Sammlung der Entscheidungen des Schweizerischen Bundesgerichts
Collection des arrêts du Tribunal fédéral suisse
Raccolta delle decisioni del Tribunale federale svizzero

BGE 85 I 217



85 I 217

35. Urteil vom 21. Oktober 1959 i.S. X. und Y. gegen Basel-Landschaft,
Kanton und Steuerrekurskommission. Regeste

    Kantonales Steuerrecht. Willkür.

    Besteuerung des auf Wertschriften des Privatvermögens erzielten
Kapitalgewinnes. Bestimmung des Gestehungswertes der bei einer Erbteilung
übernommenen Wertpapiere (Erwerbspreis des Erblassers oder Anrechnungswert
bei der Erbteilung).

Sachverhalt

    A.- Das Steuergesetz des Kantons Basel-Landschaft vom 7.  Juli 1952
(StG) enthält u.a. folgende Bestimmungen:

    a) im Abschnitt über die Einkommenssteuer: § 20.

    1Der Einkommenssteuer unterliegt das gesamte Einkommen, soweit es
davon nicht durch dieses Gesetz ausdrücklich ausgenommen ist.

    2Was eine Person als Erbschaft, Schenkung und dgl. ...  empfängt,
gilt nicht als Einkommen.

    3Soweit Grundstückgewinne durch die Grundstückgewinnsteuer erfasst
werden, unterliegen sie der Einkommenssteuer nicht. § 21.

    Zum Einkommen gehören insbesondere

    .....

    5. Gewinne, die aus beweglichem Vermögen entstehen, mit Einschluss
der Liquidationsgewinne. § 22.

    IAIs Vermögensgewinne gemäss § 21 Ziffer 5 gilt bei buchführenden
Unternehmungen .....

    2Bei nicht buchführenden natürlichen und juristischen Personen
entspricht die Höhe des Vermögensgewinnes der Differenz zwischen
Gestehungswert und Erlös. Lässt sich der Gestehungswert nicht
nachweisen, so gilt der durchschnittliche Marktwert des Erwerbsjahres
oder eine entsprechende Schätzung als Grundlage.

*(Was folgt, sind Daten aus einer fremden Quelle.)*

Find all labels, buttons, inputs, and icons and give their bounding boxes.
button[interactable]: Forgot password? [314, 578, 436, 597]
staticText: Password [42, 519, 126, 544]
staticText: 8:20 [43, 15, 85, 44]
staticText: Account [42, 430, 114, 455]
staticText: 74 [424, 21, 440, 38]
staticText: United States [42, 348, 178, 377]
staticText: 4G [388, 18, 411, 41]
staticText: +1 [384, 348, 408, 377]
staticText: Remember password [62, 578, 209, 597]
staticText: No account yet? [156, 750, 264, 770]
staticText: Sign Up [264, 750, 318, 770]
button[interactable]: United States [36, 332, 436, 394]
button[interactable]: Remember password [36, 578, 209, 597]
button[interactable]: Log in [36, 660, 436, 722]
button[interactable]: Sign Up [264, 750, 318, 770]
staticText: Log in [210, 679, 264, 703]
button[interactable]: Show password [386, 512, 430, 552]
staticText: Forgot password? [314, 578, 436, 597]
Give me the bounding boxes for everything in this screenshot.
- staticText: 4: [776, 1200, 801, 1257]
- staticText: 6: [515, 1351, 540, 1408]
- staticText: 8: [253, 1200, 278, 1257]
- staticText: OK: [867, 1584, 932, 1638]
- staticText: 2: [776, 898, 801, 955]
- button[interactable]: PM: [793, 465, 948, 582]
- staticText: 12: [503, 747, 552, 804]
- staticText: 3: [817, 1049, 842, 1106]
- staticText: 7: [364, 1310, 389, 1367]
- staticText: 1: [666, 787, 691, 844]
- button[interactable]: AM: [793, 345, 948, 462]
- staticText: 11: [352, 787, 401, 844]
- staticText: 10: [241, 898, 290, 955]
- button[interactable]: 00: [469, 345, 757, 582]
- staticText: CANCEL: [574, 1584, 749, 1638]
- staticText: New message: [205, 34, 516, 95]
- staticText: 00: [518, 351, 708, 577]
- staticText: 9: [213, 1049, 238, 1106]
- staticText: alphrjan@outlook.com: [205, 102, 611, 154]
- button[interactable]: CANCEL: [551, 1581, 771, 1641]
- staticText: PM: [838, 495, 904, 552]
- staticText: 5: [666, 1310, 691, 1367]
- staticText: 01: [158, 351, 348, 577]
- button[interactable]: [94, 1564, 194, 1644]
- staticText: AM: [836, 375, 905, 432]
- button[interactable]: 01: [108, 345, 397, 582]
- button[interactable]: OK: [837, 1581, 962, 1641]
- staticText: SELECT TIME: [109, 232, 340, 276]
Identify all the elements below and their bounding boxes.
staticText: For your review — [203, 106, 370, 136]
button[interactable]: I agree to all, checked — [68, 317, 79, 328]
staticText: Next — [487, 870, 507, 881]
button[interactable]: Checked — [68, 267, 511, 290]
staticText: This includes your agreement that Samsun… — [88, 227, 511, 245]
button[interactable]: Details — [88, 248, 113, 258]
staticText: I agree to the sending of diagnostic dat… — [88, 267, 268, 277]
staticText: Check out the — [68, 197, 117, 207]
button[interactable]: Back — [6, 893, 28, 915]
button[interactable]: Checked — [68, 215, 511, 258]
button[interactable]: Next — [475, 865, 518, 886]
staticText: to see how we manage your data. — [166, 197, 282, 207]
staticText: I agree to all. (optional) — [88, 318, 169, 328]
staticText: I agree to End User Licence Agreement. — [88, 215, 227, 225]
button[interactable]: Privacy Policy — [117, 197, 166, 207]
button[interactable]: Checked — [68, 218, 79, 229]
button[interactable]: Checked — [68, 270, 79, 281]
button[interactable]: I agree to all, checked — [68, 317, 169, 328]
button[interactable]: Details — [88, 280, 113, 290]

Im übrigen sind für die
Bestimmung des Gestehungswertes und des Erlöses die Vorschriften über
die Grundstückgewinnst euer (§ 58) sinngemäss anwendbar.

    b) im Abschnitt über die Grundstückgewinnsteuer: § 56.

    1Wird ein Grundstück mit Gewinn veräussert, so hat der Veräusserer
eine Grundstückgewinnsteuer zu bezahlen.

    2Die Grundstückgewinnsteuer ist auch von Erbengemeinschaften im
Zeitpunkt der Erbteilung zu entrichten. § 58.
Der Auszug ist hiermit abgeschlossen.